May be, Delhi metro should prove competition to DND flyway (two wheeler riders may opt for metro) but chances of travelers using cars being diverted to metro are very less in my opinion.

Stock Financials
Now, just imagine a company which has operating profit margins of like 76%, will make how much profit once it becomes debt free! NTBCL had debt of Rs. 358 crores in March 2005. As on Sept. 2011, the debt is down to Rs. 126 crores. At this speed, company may repay entire remaining debt within 2 years. And there after, you would have a company which is debt free, generates cash on the spot from toll collections with big operating profit margins.
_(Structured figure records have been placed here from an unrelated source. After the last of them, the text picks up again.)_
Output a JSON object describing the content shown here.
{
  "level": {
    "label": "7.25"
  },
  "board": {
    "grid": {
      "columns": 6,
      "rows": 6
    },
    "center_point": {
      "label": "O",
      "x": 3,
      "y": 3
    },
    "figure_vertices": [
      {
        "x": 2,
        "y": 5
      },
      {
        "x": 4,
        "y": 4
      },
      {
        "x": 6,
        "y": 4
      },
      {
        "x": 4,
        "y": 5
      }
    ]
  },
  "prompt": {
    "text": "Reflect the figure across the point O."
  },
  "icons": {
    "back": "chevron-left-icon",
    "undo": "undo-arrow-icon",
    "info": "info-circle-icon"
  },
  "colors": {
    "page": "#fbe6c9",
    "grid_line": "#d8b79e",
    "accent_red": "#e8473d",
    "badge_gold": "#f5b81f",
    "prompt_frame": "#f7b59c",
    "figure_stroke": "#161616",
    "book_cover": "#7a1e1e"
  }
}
Along with toll revenues, NTBCL also collects revenues by placing advertisements along side the entire bridge. And advertisement revenues are growing every year (up 20% in FY11 from 10 in FY10 to 12 crores). Under the project agreement with Noida authority, company has right to earn assured returns of 20% on total project cost through toll collection for 30 years from Jan 1999 onwards. The total project cost also includes major maintenance expenses on top of which the profit would be earned.
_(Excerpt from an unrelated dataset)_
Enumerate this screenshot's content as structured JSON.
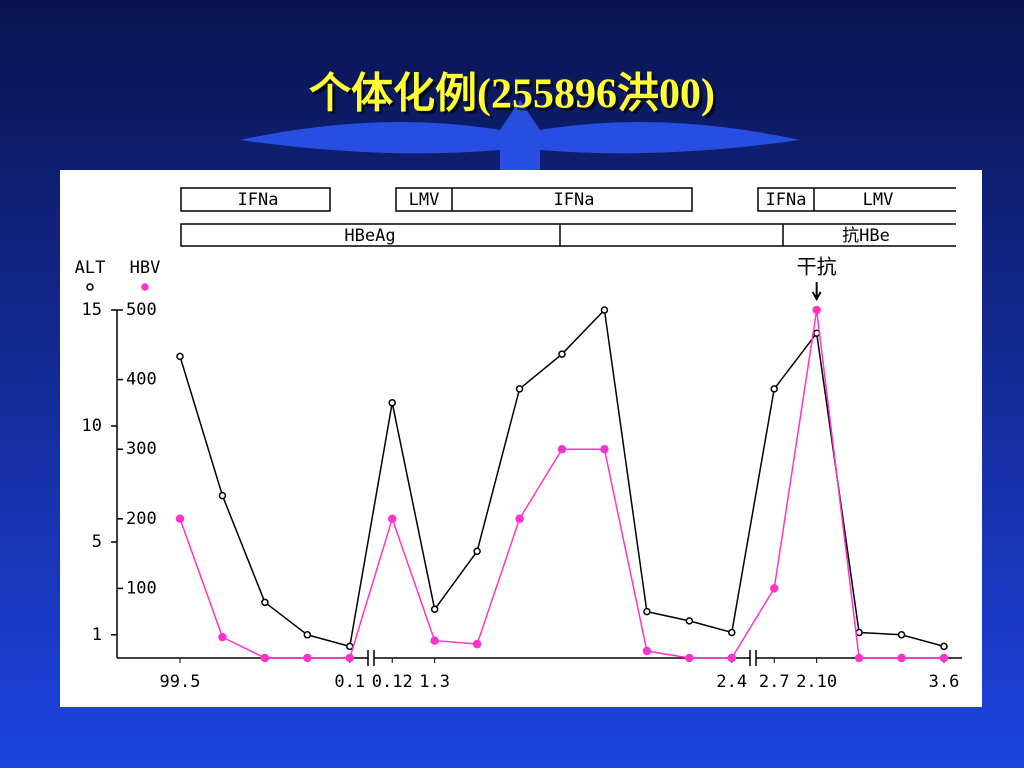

As in FY11, the total project cost with profit projections that NTBCL management has estimated stand at Rs.2021 crores. And to recover this money, NTBCL will have possession of DND flyway for 40 more years additional to 30 years in contract! There is an alternative using which company can recover these costs. The alternative is that Noida authority would award development rights of land along DND flyway to NTBCL. And this land is very precious and at prime location between Delhi and Noida. So there is a real estate play for company in future.

Stock Valuations
5 year median P/E ratio for NTBCL stands at 22. The stock trades at CMP of RS. 20 with P/E of just 10. Company’s EPS growth for last five years (CAGR) is about 25%. The PEG (Price earnings to Growth) ratio stands at 0.4. Any stock with PEG ratio lower than 1 can be considered as value stock. NTBCL can be called as a good value stock. Company has started paying dividends in 2010. Dividend was 50 paise per share which puts stock dividend yield at 2.5% annually at CMP of Rs. 20. As the debt would reduce in future, net profit would increase and so the dividends. You can expect NTBCL to be a good dividend yielding stock in future for long term.

All in all, Noida Toll Bridge is one of the very good stocks to buy for long term investment portfolio. It will pay you good stock dividend too. It has good scope for capital appreciation in future looking at current stock valuations. One may buy stocks of NTBCL at CMP (Rs.20) or below, which has limited downside.

Disclaimer: I own this stock at 22-23 levels and determined to add more at CMP and below for long term.